Sometimes my kids just want to tell me about their day without me accidentally categorizing their feelings into mapped problem that need to be solved. Someone shares a struggle, and I’m already building the mental model, mapping the variables, offering the system. When really, they just needed me to say: “That sounds hard. I’m here.”

Maybe, the best answer isn’t a model or a process. It’s presence. It’s being still enough to listen without trying to fix or formalize.

I’m learning that not every question needs a framework. Some just need space.

I care deeply, maybe too deeply sometimes. About people, about meaning, about the quiet things that hold teams together when the metrics don’t. About whether the work matters, whether it helps, whether it leaves things better than I found them.

That care fuels me. But it also drains me when carried alone.

There’s a kind of compassion fatigue that comes from holding everyone else’s worries while quietly ignoring your own. Like carrying water for everyone, until your own cup runs dry. I’ve said yes when I meant “not right now.” I’ve absorbed team anxieties like a sponge, believing that’s what good leaders do.

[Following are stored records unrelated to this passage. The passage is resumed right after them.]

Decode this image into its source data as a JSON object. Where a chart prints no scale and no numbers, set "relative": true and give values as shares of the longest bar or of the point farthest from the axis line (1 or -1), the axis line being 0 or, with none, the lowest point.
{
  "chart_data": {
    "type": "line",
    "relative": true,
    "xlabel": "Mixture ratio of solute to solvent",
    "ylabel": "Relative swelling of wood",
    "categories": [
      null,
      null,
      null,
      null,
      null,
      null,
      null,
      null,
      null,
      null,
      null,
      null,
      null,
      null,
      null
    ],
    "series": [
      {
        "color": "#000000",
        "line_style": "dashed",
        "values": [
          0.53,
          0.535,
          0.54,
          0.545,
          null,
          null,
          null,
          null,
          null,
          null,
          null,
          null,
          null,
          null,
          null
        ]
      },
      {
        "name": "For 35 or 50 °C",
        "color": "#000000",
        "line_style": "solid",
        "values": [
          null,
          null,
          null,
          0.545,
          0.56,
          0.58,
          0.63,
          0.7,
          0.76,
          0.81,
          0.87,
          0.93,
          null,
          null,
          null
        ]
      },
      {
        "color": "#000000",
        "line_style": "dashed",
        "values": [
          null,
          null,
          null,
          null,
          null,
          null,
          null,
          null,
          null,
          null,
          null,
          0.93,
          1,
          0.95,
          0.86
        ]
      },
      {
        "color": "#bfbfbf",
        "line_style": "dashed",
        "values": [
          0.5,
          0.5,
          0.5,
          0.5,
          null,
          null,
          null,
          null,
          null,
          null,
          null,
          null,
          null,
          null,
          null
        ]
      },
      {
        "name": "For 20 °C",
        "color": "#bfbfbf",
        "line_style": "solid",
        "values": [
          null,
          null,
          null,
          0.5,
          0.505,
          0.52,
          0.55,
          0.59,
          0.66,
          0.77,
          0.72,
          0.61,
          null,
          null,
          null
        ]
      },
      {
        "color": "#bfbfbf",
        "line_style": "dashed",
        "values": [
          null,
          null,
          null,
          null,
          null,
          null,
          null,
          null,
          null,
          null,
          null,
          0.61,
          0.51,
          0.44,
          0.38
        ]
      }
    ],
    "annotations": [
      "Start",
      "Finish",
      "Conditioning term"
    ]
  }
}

Care is powerful only when it includes the self.

And learning that isn’t selfish, it’s survival.

I don’t have this figured out. I’m not writing from the other side, looking back with clarity. I’m writing from the middle, where the work of knowing yourself never really ends.

But here’s what I’m learning, gently, imperfectly:

I’m learning to finish before I begin again. To let others be imperfect beside me sometimes. To speak ideas earlier, not just after I’ve made them whole. To choose simplicity when complexity tempts me. To rest, not as escape, but as renewal.

Maybe growing up isn’t about fixing our flaws. Maybe it’s about befriending them. Learning to walk with our shadows, not ahead of them.

I’m still building. I don’t think I’ll ever stop. It’s who I am. Someone who finds meaning in creation.

But I’m learning to pause more often, to hold the mirror steady.

Every builder needs that mirror, not to question their worth, but to remember their wholeness.

I’m grateful for this remembrance for self. For the people who’ve reminded me when I drifted too far into my own orbit. For the moments of stillness that forced me to see what speed had hidden.

I’ll keep building. Just a little slower. A little kinder. And, I hope, a little wiser.